Trae Young leads the NCAA in:
Points per game
Assists per game
Points produced
Assist percentage
Offensive box/plus minus
He’s second in the NCAA in:
Offensive win shares
Win shares
Player efficiency rating
All while leading in usage! Trae Young has the ball on every single possession for the Sooners and he is piloting the 20th best offense in basketball at Oklahoma (!) For reference, without Trae Young last season the Sooners had the 250th ranked offense.
But it’s not just the absurd 30 footers.
The ridiculous passes are a plenty. He is the engine that runs the offense.
Other Sooners are flourishing with Young getting them the ball in better spots. Sophomore shooting guard Christian James is scoring at 12.7 points per game which is nearly five points higher than last season, and is shooting 50.7 percent from the field after a .363 mark last year. Senior forward Khadeem Lattin’s shooting percentage is up to 59.8 from 51.6, and most obviously, Oklahoma leads the Big 12 in scoring at 93.1 points per game, 20 points more than it averaged last season when it finished seventh in the 10-team conference.
He plays like Curry. He impacts the game like Curry. When Young on the floor, the geometry of the game is different, and conventional defense falls to the wayside.

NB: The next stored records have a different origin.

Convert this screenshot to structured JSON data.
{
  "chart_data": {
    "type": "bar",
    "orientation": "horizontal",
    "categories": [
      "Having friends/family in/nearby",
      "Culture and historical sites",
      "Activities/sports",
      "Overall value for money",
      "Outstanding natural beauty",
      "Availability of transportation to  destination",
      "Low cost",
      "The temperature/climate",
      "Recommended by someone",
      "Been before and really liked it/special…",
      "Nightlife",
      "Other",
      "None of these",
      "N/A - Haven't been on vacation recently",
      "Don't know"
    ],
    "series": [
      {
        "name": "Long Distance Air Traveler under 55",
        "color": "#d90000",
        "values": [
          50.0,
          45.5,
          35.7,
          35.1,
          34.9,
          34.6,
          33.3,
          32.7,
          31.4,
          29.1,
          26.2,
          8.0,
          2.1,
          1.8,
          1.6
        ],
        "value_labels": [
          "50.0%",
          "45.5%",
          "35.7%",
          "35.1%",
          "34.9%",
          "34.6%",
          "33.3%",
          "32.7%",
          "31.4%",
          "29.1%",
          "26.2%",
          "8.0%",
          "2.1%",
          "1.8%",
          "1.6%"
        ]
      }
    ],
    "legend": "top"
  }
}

With the ball in his hands, Young will make decisions that keep defenders guessing and sometimes even surprise his teammates. He has every shot type. He is a 3 level scorer. There’s the pull-up 3 he’ll take any time it’s even remotely there, and there is a plethora of layup moves he can go to at the rim, but then he’s got great touch on his floater and knock down all mid range jumpers with ease. Some possessions it looks like he’s playing with the defense – just deciding which shot to go with.
From the evidence we have, if you want to call Trae Young “Steph 2” you won’t be arguing with me.